With 600 picture-perfect acres of soft limestone coursing with natural springs, and 900 more leased from those who don’t want to farm, Chapel Hill Farm offers Randall Linebacks plenty of room to graze on the grass, and only the grass, with just a little grain added at the very end to provide what Henderson calls “21st-century palatability.” Given that most cows are fed a steady diet of grain, commercial steaks play into our predisposition for engineered foods that are salty, fatty, sweet, and easy to chew. “For the past 150 years, beef breeds have been genetically selected for fat rather than flavor,” adds Henderson. “Corn and grain feeding result in increasingly fat animals. The meat of a Randall Lineback will not taste like that. It will taste the way meat is supposed to taste before this genetic emphasis on intramuscular fat: lean with a bright, fresh flavor for all the right reasons.”
“When you come to the Shenandoah Valley, you step into the world of small-farm agriculture,” Henderson explains, which today is as much a lost art as butchery is to many chefs.

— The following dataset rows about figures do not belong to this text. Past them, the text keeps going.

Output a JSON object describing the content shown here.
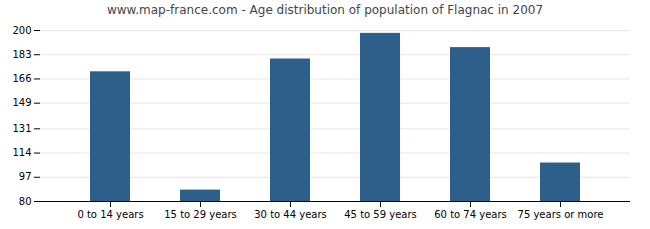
{
  "chart_data": {
    "type": "bar",
    "title": "www.map-france.com - Age distribution of population of Flagnac in 2007",
    "categories": [
      "0 to 14 years",
      "15 to 29 years",
      "30 to 44 years",
      "45 to 59 years",
      "60 to 74 years",
      "75 years or more"
    ],
    "values": [
      171,
      88,
      180,
      198,
      188,
      107
    ],
    "color": "#2E5F8A",
    "ylim": [
      80,
      200
    ],
    "yticks": [
      80,
      97,
      114,
      131,
      149,
      166,
      183,
      200
    ],
    "grid": true
  }
}
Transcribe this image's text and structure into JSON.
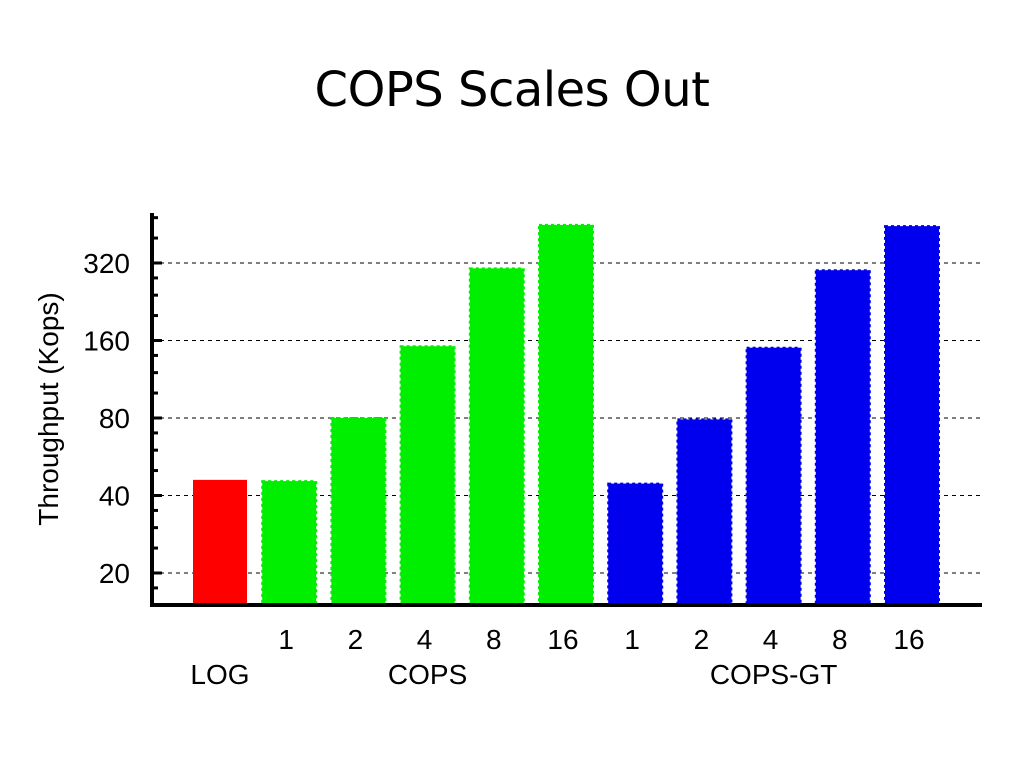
{
  "slide": {
    "title": "COPS Scales Out"
  },
  "colors": {
    "log": "#ff0000",
    "cops": "#00ee00",
    "cops_gt": "#0000ee",
    "grid": "#000000"
  },
  "chart_data": {
    "type": "bar",
    "title": "COPS Scales Out",
    "ylabel": "Throughput (Kops)",
    "xlabel": "",
    "yscale": "log2",
    "ylim": [
      14,
      480
    ],
    "yticks": [
      20,
      40,
      80,
      160,
      320
    ],
    "grid": "horizontal-dashed",
    "groups": [
      {
        "name": "LOG",
        "color": "#ff0000",
        "categories": [
          ""
        ],
        "values": [
          46
        ]
      },
      {
        "name": "COPS",
        "color": "#00ee00",
        "categories": [
          "1",
          "2",
          "4",
          "8",
          "16"
        ],
        "values": [
          45.5,
          80,
          152,
          305,
          450
        ]
      },
      {
        "name": "COPS-GT",
        "color": "#0000ee",
        "categories": [
          "1",
          "2",
          "4",
          "8",
          "16"
        ],
        "values": [
          44.5,
          79,
          150,
          300,
          445
        ]
      }
    ]
  }
}
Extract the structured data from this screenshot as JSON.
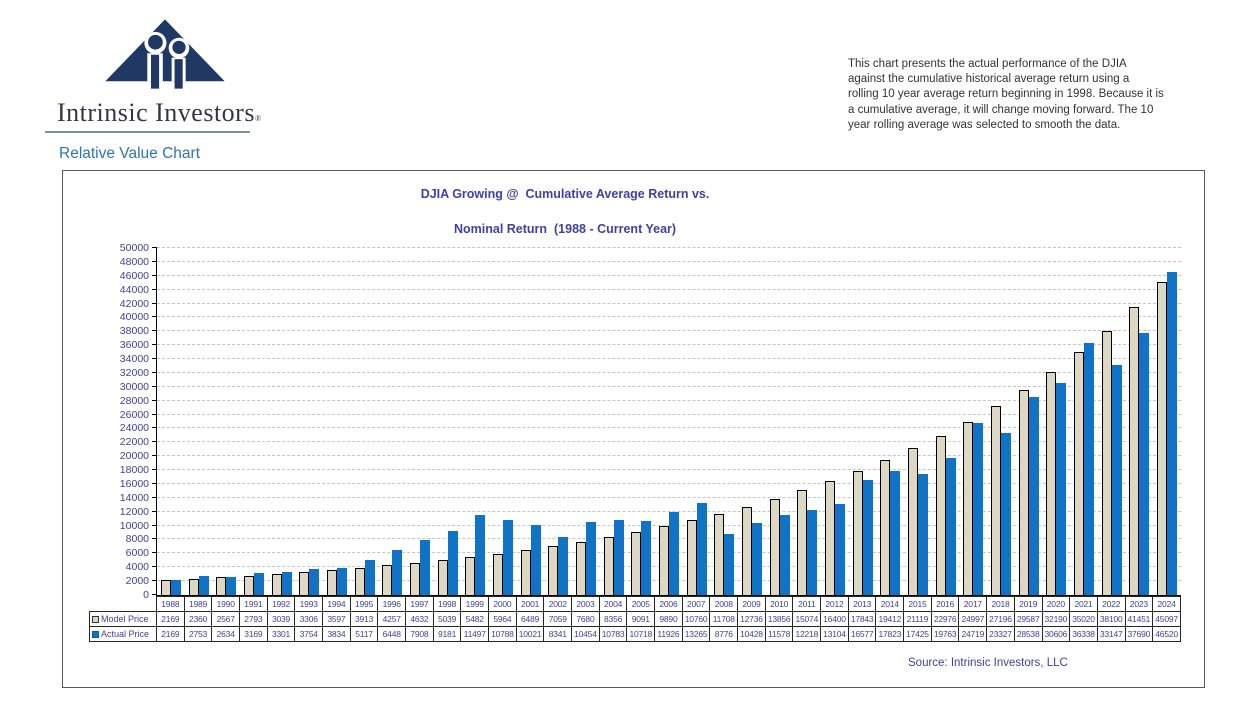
{
  "logo": {
    "brand": "Intrinsic Investors",
    "registered": "®",
    "navy": "#1F3864"
  },
  "page_heading": "Relative Value Chart",
  "description_lines": [
    "This chart presents the actual performance of the DJIA",
    "against the cumulative historical average return using a",
    "rolling 10 year average return beginning in 1998. Because it is",
    "a cumulative average, it will change moving forward. The 10",
    "year rolling average was selected to smooth the data."
  ],
  "chart": {
    "title_line1": "DJIA Growing @  Cumulative Average Return vs.",
    "title_line2": "Nominal Return  (1988 - Current Year)",
    "source": "Source: Intrinsic Investors, LLC",
    "colors": {
      "title_text": "#3F3FA8",
      "axis_text": "#4040A0",
      "heading_blue": "#2E74B5",
      "model_bar": "#DDD8C3",
      "model_bar_border": "#000000",
      "actual_bar": "#1173C5",
      "gridline": "#C5C5C5",
      "box_border": "#595959"
    }
  },
  "chart_data": {
    "type": "bar",
    "title": "DJIA Growing @  Cumulative Average Return vs. Nominal Return  (1988 - Current Year)",
    "xlabel": "",
    "ylabel": "",
    "ylim": [
      0,
      50000
    ],
    "ytick_step": 2000,
    "grid": "dashed-horizontal",
    "legend_position": "table-left",
    "categories": [
      "1988",
      "1989",
      "1990",
      "1991",
      "1992",
      "1993",
      "1994",
      "1995",
      "1996",
      "1997",
      "1998",
      "1999",
      "2000",
      "2001",
      "2002",
      "2003",
      "2004",
      "2005",
      "2006",
      "2007",
      "2008",
      "2009",
      "2010",
      "2011",
      "2012",
      "2013",
      "2014",
      "2015",
      "2016",
      "2017",
      "2018",
      "2019",
      "2020",
      "2021",
      "2022",
      "2023",
      "2024"
    ],
    "series": [
      {
        "name": "Model Price",
        "color": "#DDD8C3",
        "values": [
          2169,
          2360,
          2567,
          2793,
          3039,
          3306,
          3597,
          3913,
          4257,
          4632,
          5039,
          5482,
          5964,
          6489,
          7059,
          7680,
          8356,
          9091,
          9890,
          10760,
          11708,
          12736,
          13856,
          15074,
          16400,
          17843,
          19412,
          21119,
          22976,
          24997,
          27196,
          29587,
          32190,
          35020,
          38100,
          41451,
          45097
        ]
      },
      {
        "name": "Actual Price",
        "color": "#1173C5",
        "values": [
          2169,
          2753,
          2634,
          3169,
          3301,
          3754,
          3834,
          5117,
          6448,
          7908,
          9181,
          11497,
          10788,
          10021,
          8341,
          10454,
          10783,
          10718,
          11926,
          13265,
          8776,
          10428,
          11578,
          12218,
          13104,
          16577,
          17823,
          17425,
          19763,
          24719,
          23327,
          28538,
          30606,
          36338,
          33147,
          37690,
          46520
        ]
      }
    ]
  }
}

Farming used to be multicultural—before tractors, crops were rotated for a period of three years and then the ground was left fallow for a year. That rarely happens anymore. “Today, the farming industry is shaped by big business needs for widgets. Entire states are dedicated to churning out one perfect ingredient, such as a potato. Huge farms raise cattle that have a similar poundage, genetic makeup, and color. And so the closest we ever get to touching an actual cow is a perfected, shaped piece of meat in a plastic baggie.”
Henderson might be able to save the Randall Linebacks one cow at a time, but educating the public is a task in itself. Henderson welcomes people out to his farm at a time when leaving the city for some might as well be a trip to another planet! When he gets a group together, he serves Randall burgers to familiarize guests with the end result, and takes them on a hayride to view the facilities and see the animals— how big they are, what they eat, and how they behave.
“Urban populations today are completely divorced from the agricultural experience. It’s important to me to have not only the kitchen staff out here to witness the entire operation but anyone with an interest, because decisions that are made on a farm affect the food that ends up on your plate. And doing things incorrectly might seem cheaper and easier for the consumer, but it’s not necessarily better in the long term.”